It’s that time of the year again: days are getting shorter, leaves are changing color, the holidays are right around the corner, pumpkin spice everything…What’s not to love about this season! Along with all the joys of fall comes one giant pitfall. SAD – Seasonal Affective Disorder. For many years, I struggled with depression this time of year. I couldn’t figure out why, seemingly out of nowhere, I would feel so down in the dumps. My standard mode of operation of jumping out of bed and trying to jam a million things into the day switches to struggling to get out of bed and unable to find the motivation to do anything. Along with that comes the social withdrawal and sad, gloomy mood. With my own patients, I’ve seen an increase in complaints about depression and fatigue in the last couple months as well. Something is definitely in the air. Yay for Fall! Can you tell this is my favorite time of the year 😉
It wasn’t until I began to study Chinese Medicine that I realized what was happening each Autumn. Seasonal Affective Disorder is a completely normal, and biological, response to the changing of the seasons when looked at it from a Chinese medicine perspective.
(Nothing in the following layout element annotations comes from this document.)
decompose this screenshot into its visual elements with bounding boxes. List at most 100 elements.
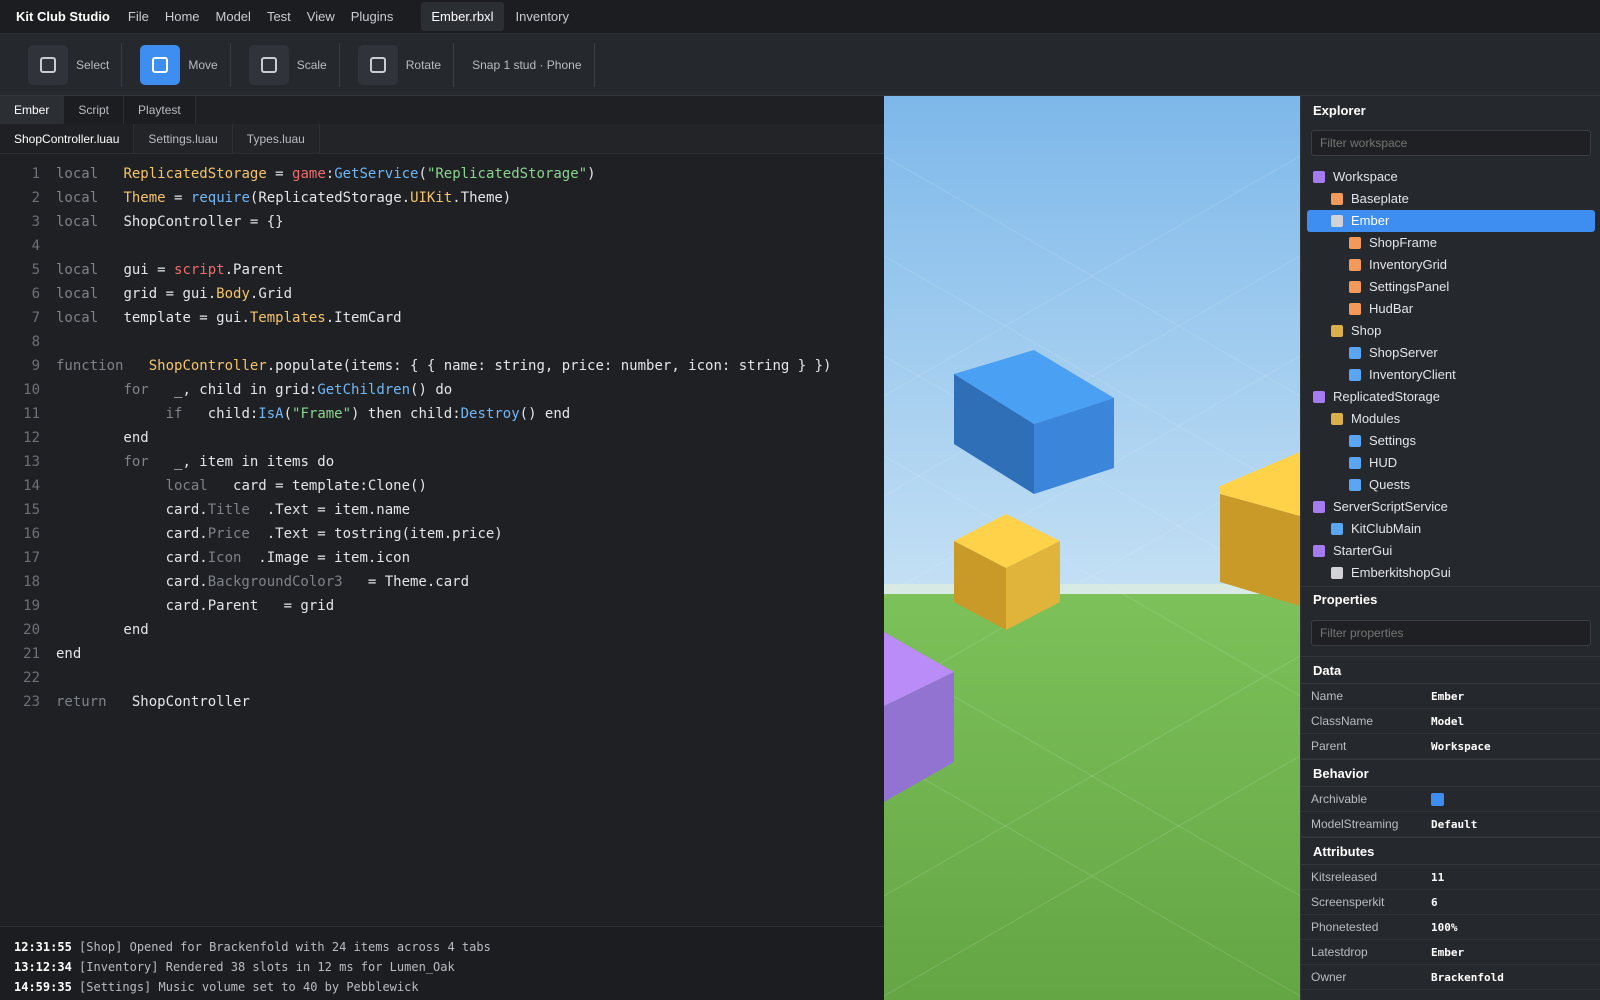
property-row-classname[interactable]: ClassName Model (1301, 709, 1600, 734)
line-number: 4 (31, 238, 40, 254)
menu-home[interactable]: Home (157, 9, 208, 24)
property-row-latestdrop[interactable]: Latestdrop Ember (1301, 940, 1600, 965)
menu-model[interactable]: Model (208, 9, 259, 24)
line-number: 6 (31, 286, 40, 302)
property-row-name[interactable]: Name Ember (1301, 684, 1600, 709)
code-line: 11 if child:IsA("Frame") then child:Dest… (0, 402, 884, 426)
panel-tab-script[interactable]: Script (64, 96, 125, 124)
instance-icon (1349, 281, 1361, 293)
property-value[interactable]: Workspace (1421, 734, 1491, 758)
tree-item-label: EmberkitshopGui (1351, 565, 1451, 580)
tree-item-hud[interactable]: HUD (1301, 452, 1600, 474)
file-tab-settings[interactable]: Settings.luau (134, 124, 233, 153)
code-line: 10 for _, child in grid:GetChildren() do (0, 378, 884, 402)
tree-item-label: Settings (1369, 433, 1416, 448)
file-tab-shopcontroller[interactable]: ShopController.luau (0, 124, 135, 153)
line-number: 11 (23, 406, 40, 422)
menu-plugins[interactable]: Plugins (343, 9, 402, 24)
instance-icon (1313, 545, 1325, 557)
property-value[interactable]: 100% (1421, 915, 1458, 939)
explorer-filter-input[interactable] (1311, 130, 1591, 156)
tree-item-settingspanel[interactable]: SettingsPanel (1301, 276, 1600, 298)
property-value[interactable]: Ember (1421, 684, 1464, 708)
tree-item-shopframe[interactable]: ShopFrame (1301, 232, 1600, 254)
3d-viewport[interactable] (884, 96, 1300, 1000)
move-tool-label: Move (188, 57, 218, 72)
tree-item-startergui[interactable]: StarterGui (1301, 540, 1600, 562)
file-tabs: ShopController.luau Settings.luau Types.… (0, 124, 884, 154)
code-text: card.BackgroundColor3 = Theme.card (56, 574, 470, 590)
code-line: 1 local ReplicatedStorage = game:GetServi… (0, 162, 884, 186)
line-number: 13 (23, 454, 40, 470)
tree-item-inventorygrid[interactable]: InventoryGrid (1301, 254, 1600, 276)
property-value[interactable]: Brackenfold (1421, 965, 1504, 989)
code-text: local Theme = require(ReplicatedStorage.… (56, 190, 512, 206)
property-name: ModelStreaming (1311, 817, 1399, 831)
tree-item-inventoryclient[interactable]: InventoryClient (1301, 364, 1600, 386)
line-number: 8 (31, 334, 40, 350)
properties-section-data[interactable]: Data (1301, 656, 1600, 684)
snap-setting[interactable]: Snap 1 stud · Phone (472, 42, 595, 87)
property-value[interactable]: 6 (1421, 890, 1438, 914)
tree-item-baseplate[interactable]: Baseplate (1301, 188, 1600, 210)
tree-item-replicatedstorage[interactable]: ReplicatedStorage (1301, 386, 1600, 408)
line-number: 21 (23, 646, 40, 662)
scale-tool-button[interactable]: Scale (248, 42, 340, 87)
instance-icon (1331, 413, 1343, 425)
select-tool-button[interactable]: Select (28, 42, 123, 87)
tree-item-workspace[interactable]: Workspace (1301, 166, 1600, 188)
property-value[interactable]: 11 (1421, 865, 1444, 889)
code-line: 15 card.Title .Text = item.name (0, 498, 884, 522)
line-number: 18 (23, 574, 40, 590)
property-row-screensperkit[interactable]: Screensperkit 6 (1301, 890, 1600, 915)
tree-item-emberkitshopgui[interactable]: EmberkitshopGui (1301, 562, 1600, 584)
menu-file[interactable]: File (120, 9, 157, 24)
code-line: 3 local ShopController = {} (0, 210, 884, 234)
instance-icon (1313, 391, 1325, 403)
tree-item-label: KitClubMain (1351, 521, 1422, 536)
property-name: Owner (1311, 970, 1347, 984)
property-row-archivable[interactable]: Archivable (1301, 787, 1600, 812)
properties-filter-input[interactable] (1311, 620, 1591, 646)
doc-tab-inventory[interactable]: Inventory (504, 2, 581, 31)
code-text: card.Parent = grid (56, 598, 335, 614)
tree-item-hudbar[interactable]: HudBar (1301, 298, 1600, 320)
properties-section-behavior[interactable]: Behavior (1301, 759, 1600, 787)
menu-test[interactable]: Test (259, 9, 299, 24)
property-value[interactable]: Ember (1421, 940, 1464, 964)
panel-tab-playtest[interactable]: Playtest (124, 96, 196, 124)
move-tool-button[interactable]: Move (140, 42, 231, 87)
output-console: 12:31:55 [Shop] Opened for Brackenfold w… (0, 926, 884, 1000)
tree-item-quests[interactable]: Quests (1301, 474, 1600, 496)
rotate-tool-button[interactable]: Rotate (357, 42, 455, 87)
property-row-kitsreleased[interactable]: Kitsreleased 11 (1301, 865, 1600, 890)
code-text: local ShopController = {} (56, 214, 284, 230)
tree-item-label: Baseplate (1351, 191, 1409, 206)
tree-item-shopserver[interactable]: ShopServer (1301, 342, 1600, 364)
instance-icon (1349, 479, 1361, 491)
tree-item-modules[interactable]: Modules (1301, 408, 1600, 430)
panel-tab-ember[interactable]: Ember (0, 96, 65, 124)
property-row-phonetested[interactable]: Phonetested 100% (1301, 915, 1600, 940)
line-number: 7 (31, 310, 40, 326)
tree-item-shop[interactable]: Shop (1301, 320, 1600, 342)
tree-item-serverscriptservice[interactable]: ServerScriptService (1301, 496, 1600, 518)
code-text: end (56, 430, 149, 446)
tree-item-kitclubmain[interactable]: KitClubMain (1301, 518, 1600, 540)
menu-view[interactable]: View (299, 9, 343, 24)
properties-section-attributes[interactable]: Attributes (1301, 837, 1600, 865)
tree-item-settings[interactable]: Settings (1301, 430, 1600, 452)
code-text: local template = gui.Templates.ItemCard (56, 310, 402, 326)
tree-item-ember[interactable]: Ember (1307, 210, 1595, 232)
property-row-parent[interactable]: Parent Workspace (1301, 734, 1600, 759)
file-tab-types[interactable]: Types.luau (233, 124, 320, 153)
code-area[interactable]: 1 local ReplicatedStorage = game:GetServi… (0, 162, 884, 714)
doc-tab-ember[interactable]: Ember.rbxl (421, 2, 504, 31)
code-line: 20 end (0, 618, 884, 642)
property-value[interactable]: Model (1421, 709, 1464, 733)
property-row-owner[interactable]: Owner Brackenfold (1301, 965, 1600, 990)
property-value[interactable]: Default (1421, 812, 1477, 836)
property-row-modelstreaming[interactable]: ModelStreaming Default (1301, 812, 1600, 837)
explorer-title: Explorer (1313, 103, 1366, 118)
archivable-checkbox[interactable] (1431, 793, 1444, 806)
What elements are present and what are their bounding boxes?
Chinese medicine is rooted in the Taoist concept of Yin and Yang. Yin is cool, dark, reclusive, the shady side of a mountain. Yang is bright, active, warm, the sunny side of the mountain. The moon is Yin, the Sun is Yang. Summer is full Yang, and Winter is the utmost Yin. When Yang begins to turn to Yin (summer–>fall–>winter), so does the brightness of summer turn into the darkness of winter. This descent into Yin comes with depression: lack of energy, withdrawal, sadness. On the flip side, when Yin ascends into Yang, you get a burst of excitement and happiness: decreased need for sleep, motivation to complete and/or begin projects, desire and energy to go out into the world.
Upon hearing this explanation, it made complete sense. It makes the prospect of each fall season a lot less daunting. Here are some of the tools from my arsenal to help combat Seasonal Affective Disorder:
Get outside! Fresh air and sunlight are in shorter supply, but this is crucial to keeping you from getting too down.
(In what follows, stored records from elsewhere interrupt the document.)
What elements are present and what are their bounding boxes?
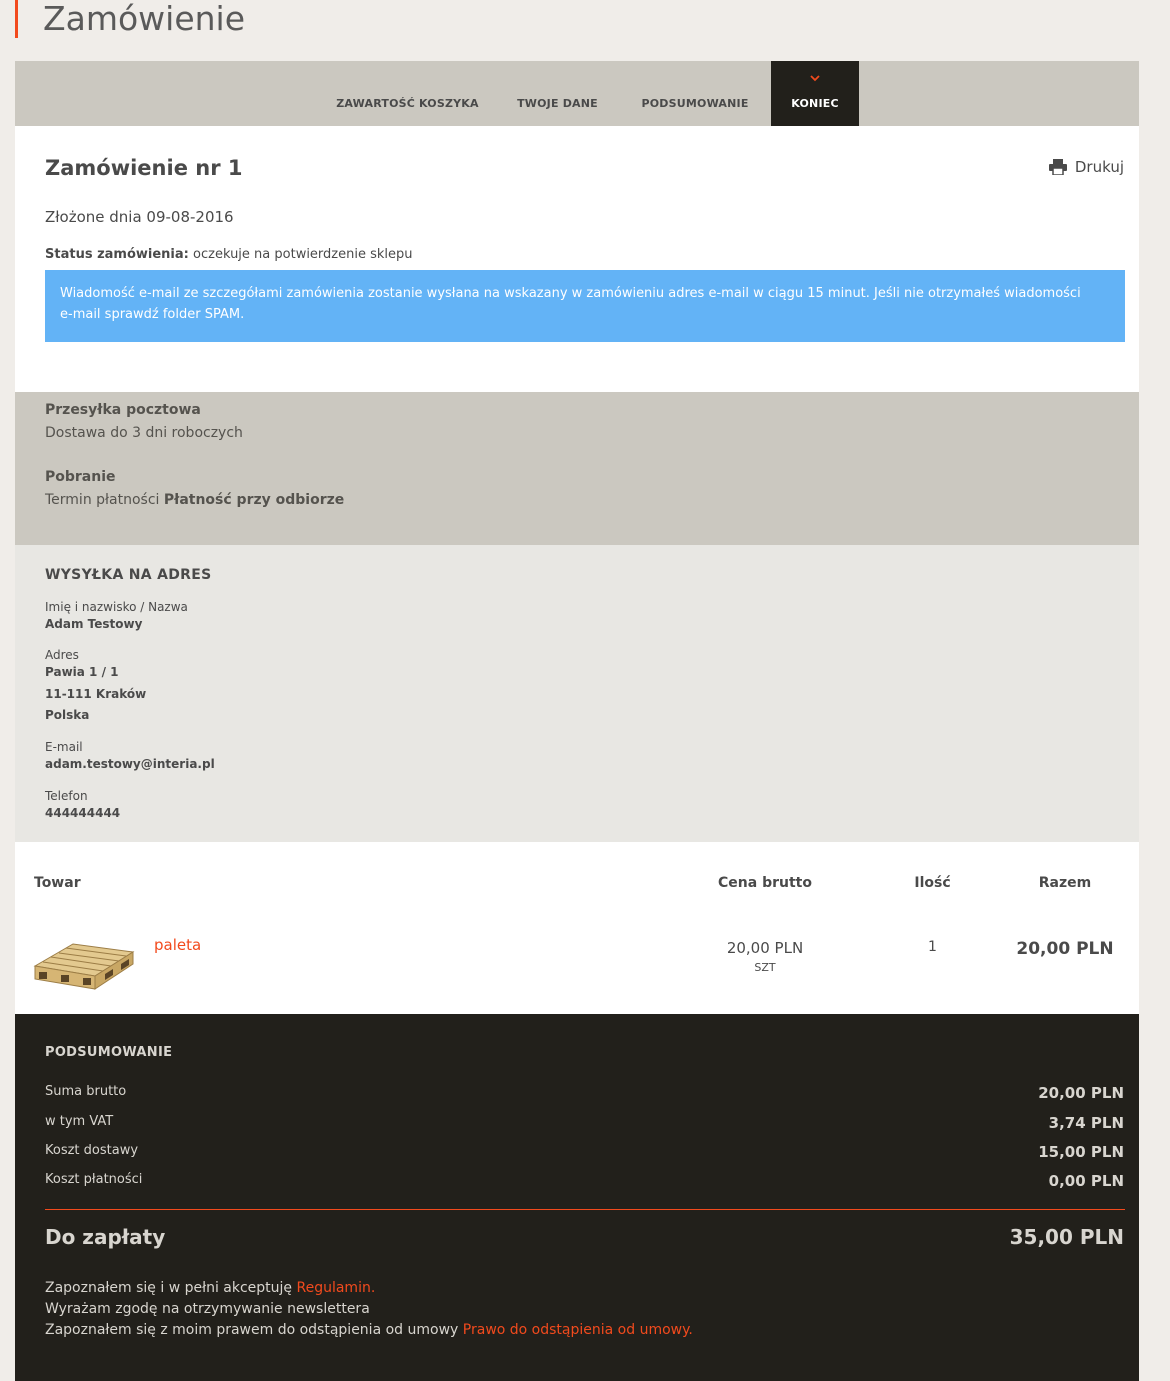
summary-row-label: Suma brutto bbox=[45, 1084, 127, 1099]
status-label: Status zamówienia: bbox=[45, 247, 189, 262]
delivery-payment-card: Przesyłka pocztowa Dostawa do 3 dni robo… bbox=[15, 392, 1139, 545]
step-label: TWOJE DANE bbox=[517, 97, 598, 110]
print-label: Drukuj bbox=[1074, 158, 1124, 176]
summary-row-value: 20,00 PLN bbox=[1038, 1084, 1124, 1102]
info-line: e-mail sprawdź folder SPAM. bbox=[60, 307, 245, 322]
address-section-title: WYSYŁKA NA ADRES bbox=[45, 567, 212, 583]
step-your-data[interactable]: TWOJE DANE bbox=[500, 61, 615, 126]
email-label: E-mail bbox=[45, 740, 83, 754]
summary-title: PODSUMOWANIE bbox=[45, 1045, 173, 1060]
payment-value: Płatność przy odbiorze bbox=[163, 492, 345, 508]
checkout-steps: ZAWARTOŚĆ KOSZYKA TWOJE DANE PODSUMOWANI… bbox=[15, 61, 1139, 126]
summary-row-value: 0,00 PLN bbox=[1048, 1172, 1124, 1190]
newsletter-consent: Wyrażam zgodę na otrzymywanie newsletter… bbox=[45, 1301, 370, 1317]
summary-row-label: Koszt dostawy bbox=[45, 1143, 139, 1158]
name-label: Imię i nazwisko / Nazwa bbox=[45, 600, 188, 614]
product-qty: 1 bbox=[928, 939, 937, 955]
page-title: Zamówienie bbox=[43, 0, 246, 38]
consent-text: Zapoznałem się i w pełni akceptuję bbox=[45, 1280, 293, 1296]
payment-prefix: Termin płatności bbox=[45, 492, 160, 508]
withdrawal-link-dot: . bbox=[688, 1322, 693, 1338]
amount-due-value: 35,00 PLN bbox=[1009, 1225, 1124, 1249]
summary-row-value: 15,00 PLN bbox=[1038, 1143, 1124, 1161]
column-header-price: Cena brutto bbox=[718, 875, 812, 891]
column-header-total: Razem bbox=[1038, 875, 1092, 891]
order-header-card: Zamówienie nr 1 Drukuj Złożone dnia 09-0… bbox=[15, 126, 1139, 392]
page-header: Zamówienie bbox=[15, 0, 245, 38]
summary-row-label: w tym VAT bbox=[45, 1114, 114, 1129]
withdrawal-link[interactable]: Prawo do odstąpienia od umowy bbox=[463, 1322, 689, 1338]
chevron-down-icon bbox=[810, 75, 820, 82]
name-value: Adam Testowy bbox=[45, 617, 143, 631]
amount-due-label: Do zapłaty bbox=[45, 1225, 166, 1249]
product-name-link[interactable]: paleta bbox=[154, 936, 201, 954]
column-header-qty: Ilość bbox=[914, 875, 951, 891]
email-value: adam.testowy@interia.pl bbox=[45, 757, 215, 771]
address-line: Polska bbox=[45, 708, 90, 722]
order-items-table: Towar Cena brutto Ilość Razem paleta 20,… bbox=[15, 842, 1139, 1014]
step-label: KONIEC bbox=[791, 97, 839, 110]
info-line: Wiadomość e-mail ze szczegółami zamówien… bbox=[60, 286, 1081, 301]
summary-row-label: Koszt płatności bbox=[45, 1172, 143, 1187]
payment-method-label: Pobranie bbox=[45, 469, 116, 485]
address-label: Adres bbox=[45, 648, 79, 662]
summary-divider bbox=[45, 1209, 1125, 1210]
step-label: PODSUMOWANIE bbox=[641, 97, 749, 110]
step-cart-contents[interactable]: ZAWARTOŚĆ KOSZYKA bbox=[315, 61, 500, 126]
order-date: Złożone dnia 09-08-2016 bbox=[45, 208, 234, 226]
printer-icon bbox=[1048, 159, 1067, 175]
step-summary[interactable]: PODSUMOWANIE bbox=[615, 61, 775, 126]
status-value: oczekuje na potwierdzenie sklepu bbox=[193, 247, 413, 262]
consent-text: Zapoznałem się z moim prawem do odstąpie… bbox=[45, 1322, 459, 1338]
column-header-product: Towar bbox=[34, 875, 81, 891]
shipping-method-label: Przesyłka pocztowa bbox=[45, 402, 201, 418]
order-title: Zamówienie nr 1 bbox=[45, 156, 243, 180]
phone-value: 444444444 bbox=[45, 806, 121, 820]
payment-method-value: Termin płatności Płatność przy odbiorze bbox=[45, 492, 344, 508]
withdrawal-consent: Zapoznałem się z moim prawem do odstąpie… bbox=[45, 1322, 693, 1338]
shipping-method-value: Dostawa do 3 dni roboczych bbox=[45, 425, 243, 441]
product-unit: SZT bbox=[754, 961, 776, 974]
order-summary-card: PODSUMOWANIE Suma brutto 20,00 PLN w tym… bbox=[15, 1014, 1139, 1381]
address-line: 11-111 Kraków bbox=[45, 687, 147, 701]
product-total: 20,00 PLN bbox=[1016, 939, 1114, 959]
email-info-alert: Wiadomość e-mail ze szczegółami zamówien… bbox=[45, 270, 1125, 342]
terms-link-dot: . bbox=[370, 1280, 376, 1296]
print-button[interactable]: Drukuj bbox=[1048, 158, 1124, 176]
terms-consent: Zapoznałem się i w pełni akceptuję Regul… bbox=[45, 1280, 375, 1296]
summary-row-value: 3,74 PLN bbox=[1048, 1114, 1124, 1132]
product-thumbnail bbox=[33, 943, 135, 990]
terms-link[interactable]: Regulamin bbox=[296, 1280, 370, 1296]
step-label: ZAWARTOŚĆ KOSZYKA bbox=[336, 97, 479, 110]
product-price: 20,00 PLN bbox=[726, 939, 804, 957]
phone-label: Telefon bbox=[45, 789, 88, 803]
step-end[interactable]: KONIEC bbox=[771, 61, 859, 126]
order-status: Status zamówienia: oczekuje na potwierdz… bbox=[45, 247, 413, 262]
address-line: Pawia 1 / 1 bbox=[45, 665, 119, 679]
shipping-address-card: WYSYŁKA NA ADRES Imię i nazwisko / Nazwa… bbox=[15, 545, 1139, 842]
Eat nourishing, grounding foods like soups, stews, and slow cooked meats.
Avoid sugar. The sharp rise and crash in blood sugar following consumption of sugary foods and drinks directly contributes to anxiety and depression.
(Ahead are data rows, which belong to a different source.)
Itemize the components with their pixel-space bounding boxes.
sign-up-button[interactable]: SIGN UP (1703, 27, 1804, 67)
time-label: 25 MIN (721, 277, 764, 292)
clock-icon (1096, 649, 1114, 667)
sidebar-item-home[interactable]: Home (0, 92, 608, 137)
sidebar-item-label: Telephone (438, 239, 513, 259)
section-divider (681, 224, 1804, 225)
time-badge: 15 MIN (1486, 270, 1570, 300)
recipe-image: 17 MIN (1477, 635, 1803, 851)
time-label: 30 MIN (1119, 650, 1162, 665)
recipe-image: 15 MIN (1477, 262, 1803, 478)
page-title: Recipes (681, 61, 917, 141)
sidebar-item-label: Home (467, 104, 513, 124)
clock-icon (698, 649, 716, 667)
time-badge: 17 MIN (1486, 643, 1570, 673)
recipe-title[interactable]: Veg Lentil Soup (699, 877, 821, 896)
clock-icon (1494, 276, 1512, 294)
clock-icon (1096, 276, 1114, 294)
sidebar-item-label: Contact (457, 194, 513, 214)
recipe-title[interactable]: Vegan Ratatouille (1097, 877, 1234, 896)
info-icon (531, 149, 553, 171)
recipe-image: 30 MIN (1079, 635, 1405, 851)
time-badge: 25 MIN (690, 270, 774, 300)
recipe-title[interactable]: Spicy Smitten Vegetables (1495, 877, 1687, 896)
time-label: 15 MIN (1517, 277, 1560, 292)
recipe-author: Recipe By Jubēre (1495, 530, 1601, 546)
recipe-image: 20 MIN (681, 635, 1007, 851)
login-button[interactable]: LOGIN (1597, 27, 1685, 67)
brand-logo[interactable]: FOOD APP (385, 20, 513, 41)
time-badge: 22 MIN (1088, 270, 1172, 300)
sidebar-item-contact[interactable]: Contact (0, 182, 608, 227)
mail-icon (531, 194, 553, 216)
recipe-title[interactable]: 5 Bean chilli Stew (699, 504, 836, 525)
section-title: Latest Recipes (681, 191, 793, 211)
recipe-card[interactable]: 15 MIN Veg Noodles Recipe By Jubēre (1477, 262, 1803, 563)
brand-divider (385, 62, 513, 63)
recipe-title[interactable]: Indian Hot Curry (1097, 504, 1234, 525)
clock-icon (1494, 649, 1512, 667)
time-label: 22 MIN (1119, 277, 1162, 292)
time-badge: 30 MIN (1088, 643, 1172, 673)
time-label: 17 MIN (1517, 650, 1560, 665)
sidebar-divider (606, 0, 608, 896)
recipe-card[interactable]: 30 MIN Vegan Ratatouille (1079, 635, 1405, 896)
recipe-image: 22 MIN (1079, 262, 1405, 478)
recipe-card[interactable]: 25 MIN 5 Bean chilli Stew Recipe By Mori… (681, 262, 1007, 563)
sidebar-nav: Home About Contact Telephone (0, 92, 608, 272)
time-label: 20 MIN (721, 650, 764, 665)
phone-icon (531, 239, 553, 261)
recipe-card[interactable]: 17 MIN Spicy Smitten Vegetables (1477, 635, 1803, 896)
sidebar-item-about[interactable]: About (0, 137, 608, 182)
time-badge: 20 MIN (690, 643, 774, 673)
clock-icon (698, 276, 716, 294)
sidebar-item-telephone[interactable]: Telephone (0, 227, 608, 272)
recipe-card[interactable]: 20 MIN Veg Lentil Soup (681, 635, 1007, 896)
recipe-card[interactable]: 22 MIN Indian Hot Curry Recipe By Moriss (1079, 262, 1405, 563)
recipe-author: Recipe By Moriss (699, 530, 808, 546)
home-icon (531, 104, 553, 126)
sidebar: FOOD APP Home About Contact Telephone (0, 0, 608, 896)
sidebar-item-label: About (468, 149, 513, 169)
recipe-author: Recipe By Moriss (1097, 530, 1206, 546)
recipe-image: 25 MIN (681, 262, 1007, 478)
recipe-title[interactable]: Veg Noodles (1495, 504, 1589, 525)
Changing your mindset. If you have noticed that you suffer from depression this time of year, it’s comforting to know that it is only temporary and that it is normal, biological response to the shifting of the seasons.
Stay active. Although it is tempting to cut back on exercise (or even stop altogether) now that we are well out of swimsuit weather, it’s important to keep moving. The intensity of your workouts should decrease in the cooler months. Instead, incorporate low intensity workouts into your everyday, such as: long walks, bike rides, or yard work.
One of my favorite herbs this time of year is the Albizia flower from the Mimosa tree. In the Chinese material medica, this herb, known as He Huan Hua, is coined the “happiness flower”. It’s found in the section of Calm the Spirit herbs. Commonly brewed as a tea or taken as a tincture, this beautiful herb has a powerful function to lift the spirit. The Mimosa tree blooms throughout the summer, a colorful burst of magenta flowers. I’ve harvested this flower the last three summers to make into a tincture. Coincidentally, the tincture needs to sit for about two months before use. Just in time for Fall!
*If you are suffering from major depressive disorder and/or experiencing suicidal thoughts, please seek medical attention.
Disclosure: If you are on prescription medications, please check with your healthcare provider for herb-drug interactions prior to ingesting any herbs.